Удар боли пронзил грудь, и слова застряли в горле. В глазах Пакстон стояли слезы, и я знал, что она сдерживает их из последних сил.

— Если бы я мог вернуться в тот день, когда ты рассказала мне, Пакстон, я бы сделал все по-другому. Но это невозможно. Но я могу объяснить, почему я ушел.

Мы медленно двигались по танцполу, несмотря на энергичную песню.

— То, как ты смотрела на меня в тот день, когда сказала что ненавидишь — я знал, почему. Я тоже ненавидел себя, потому что считал, что был причиной того, что ты потеряла ребенка.

Глаза ее расширились, рот приоткрылся, но она промолчала. Ей не пришлось отрицать это. Я знал, что она обвинила меня, как обвинил себя и я.

— Я был разбит, когда ты начала плакать. Я никогда не видел тебя такой расстроенной, и знал, что был причиной этого. Я причинил тебе боль, и это разрушило меня. Когда я признался, что люблю тебя, я пообещал, что никогда не причиню тебе вреда. Но нарушил это обещание, и я, честно, не мог смотреть тебе в глаза. Я понятия не имею, почему я выбрал Орегон. Наверное, потому что это было далеко. Никаких напоминаний о нас. Сначала, я собирался вернуться осенью, и пойти учиться в «A&M», как мы и планировали, но даже мысль о том, чтобы смотреть в твои прекрасные глаза и видеть в них боль, для меня была убийственна. Когда я прошел в футбольную команду, и мы заключили контракт, я был ошеломлен. Я воспринял это как знак, что тебе будет лучше без меня.

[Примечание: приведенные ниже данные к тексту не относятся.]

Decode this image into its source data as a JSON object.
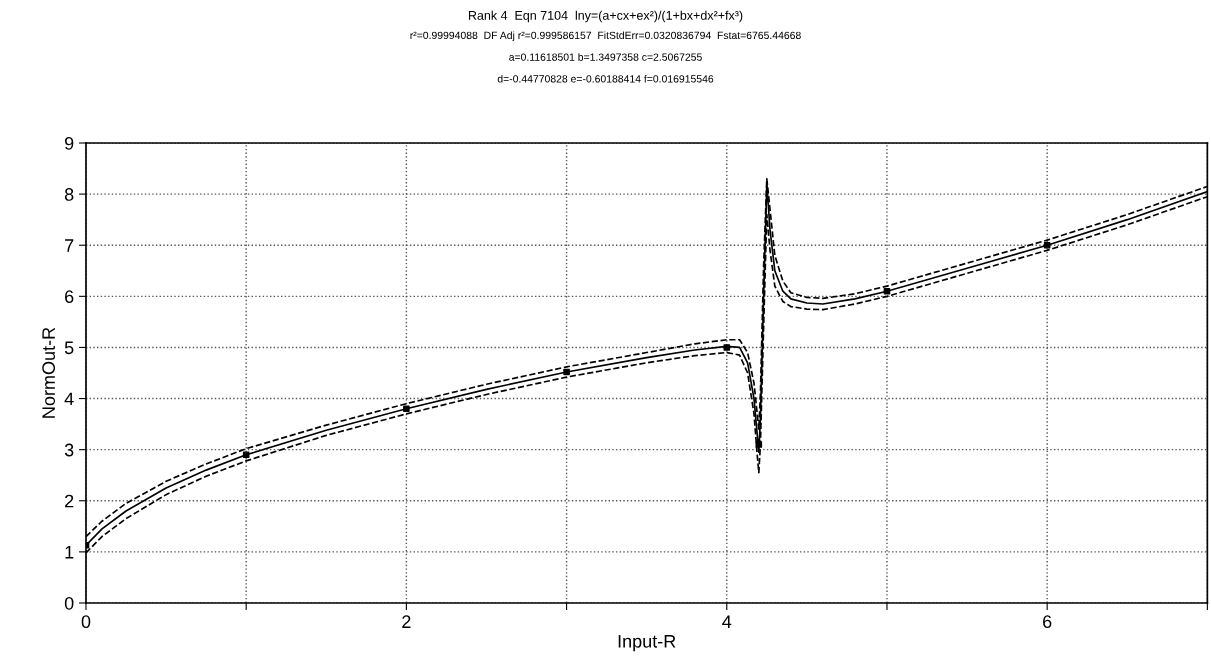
{
  "chart_data": {
    "type": "line",
    "title": "Rank 4  Eqn 7104  lny=(a+cx+ex²)/(1+bx+dx²+fx³)",
    "subtitle": "r²=0.99994088  DF Adj r²=0.999586157  FitStdErr=0.0320836794  Fstat=6765.44668",
    "annotations": [
      "a=0.11618501 b=1.3497358 c=2.5067255",
      "d=-0.44770828 e=-0.60188414 f=0.016915546"
    ],
    "xlabel": "Input-R",
    "ylabel": "NormOut-R",
    "series": [
      {
        "color": "#000000",
        "line_style": "solid",
        "x": [
          0,
          0.1,
          0.25,
          0.5,
          0.75,
          1,
          1.5,
          2,
          2.5,
          3,
          3.5,
          3.8,
          4.0,
          4.08,
          4.13,
          4.17,
          4.19,
          4.2,
          4.21,
          4.23,
          4.25,
          4.27,
          4.3,
          4.35,
          4.4,
          4.5,
          4.6,
          4.8,
          5,
          5.5,
          6,
          6.5,
          7
        ],
        "values": [
          1.13,
          1.45,
          1.8,
          2.25,
          2.6,
          2.9,
          3.38,
          3.8,
          4.18,
          4.52,
          4.8,
          4.95,
          5.02,
          5.0,
          4.7,
          4.0,
          3.3,
          2.95,
          3.6,
          6.0,
          8.2,
          7.3,
          6.5,
          6.1,
          5.95,
          5.87,
          5.85,
          5.95,
          6.1,
          6.55,
          7.0,
          7.5,
          8.05
        ]
      },
      {
        "color": "#000000",
        "line_style": "dashed",
        "x": [
          0,
          0.1,
          0.25,
          0.5,
          0.75,
          1,
          1.5,
          2,
          2.5,
          3,
          3.5,
          3.8,
          4.0,
          4.08,
          4.13,
          4.17,
          4.19,
          4.2,
          4.21,
          4.23,
          4.25,
          4.27,
          4.3,
          4.35,
          4.4,
          4.5,
          4.6,
          4.8,
          5,
          5.5,
          6,
          6.5,
          7
        ],
        "values": [
          1.3,
          1.6,
          1.95,
          2.38,
          2.72,
          3.02,
          3.48,
          3.9,
          4.28,
          4.62,
          4.9,
          5.07,
          5.15,
          5.15,
          4.9,
          4.3,
          3.7,
          3.4,
          4.1,
          6.6,
          8.3,
          7.7,
          6.8,
          6.3,
          6.07,
          5.98,
          5.96,
          6.05,
          6.2,
          6.65,
          7.1,
          7.6,
          8.15
        ]
      },
      {
        "color": "#000000",
        "line_style": "dashed",
        "x": [
          0,
          0.1,
          0.25,
          0.5,
          0.75,
          1,
          1.5,
          2,
          2.5,
          3,
          3.5,
          3.8,
          4.0,
          4.08,
          4.13,
          4.17,
          4.19,
          4.2,
          4.21,
          4.23,
          4.25,
          4.27,
          4.3,
          4.35,
          4.4,
          4.5,
          4.6,
          4.8,
          5,
          5.5,
          6,
          6.5,
          7
        ],
        "values": [
          0.98,
          1.3,
          1.65,
          2.12,
          2.48,
          2.78,
          3.28,
          3.7,
          4.08,
          4.42,
          4.7,
          4.84,
          4.9,
          4.85,
          4.5,
          3.7,
          2.9,
          2.55,
          3.1,
          5.4,
          7.6,
          6.9,
          6.2,
          5.9,
          5.8,
          5.75,
          5.74,
          5.85,
          6.0,
          6.45,
          6.9,
          7.4,
          7.95
        ]
      },
      {
        "type": "scatter",
        "color": "#000000",
        "marker": "square",
        "x": [
          0,
          1,
          2,
          3,
          4,
          4.2,
          5,
          6
        ],
        "values": [
          1.13,
          2.9,
          3.8,
          4.52,
          5.0,
          3.1,
          6.1,
          7.0
        ]
      }
    ],
    "xlim": [
      0,
      7
    ],
    "ylim": [
      0,
      9
    ],
    "xticks": [
      0,
      {
        "value": 1,
        "label": null
      },
      2,
      {
        "value": 3,
        "label": null
      },
      4,
      {
        "value": 5,
        "label": null
      },
      6,
      {
        "value": 7,
        "label": null
      }
    ],
    "yticks": [
      0,
      1,
      2,
      3,
      4,
      5,
      6,
      7,
      8,
      9
    ],
    "grid": true
  }
}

С губ Пакстон сорвалось рыдание, и она покачала головой.

— Как ты мог так думать? — спросила она шепотом. — Я любила тебя, Стид.

— Я был глуп. Так все чертовски, глупо, пропади все пропадом! — я прислонился лбом к ее макушке. — Я не хотел причинять тебе боли. Я не хотел тебя покидать. Никогда. Клянусь Богом. Пожалуйста, верь мне.

Пакстон вцепилась в мою футболку, смяв ткань в кулаке, и опустила голову на грудь, чтобы скрыть слезы.

Песня изменилась, и я не мог поверить, когда услышал Крис Банди «Мужчин достаточно сейчас».

Пакстон стянула мою футболку сильнее, и заплакала. Я крепче обнял ее. Я бы отдал все, чтобы увести ее из этого бара и побыть с ней наедине. Было так много вещей, о которых я хотел ей рассказать. Так много всего, что я хотел сделать с ее прекрасным телом.

Песня закончилась, и DJ объявил короткий перерыв. Мы с Пакстон стояли посреди танцпола, пока народ, обтекая нас, направлялся к своим столикам.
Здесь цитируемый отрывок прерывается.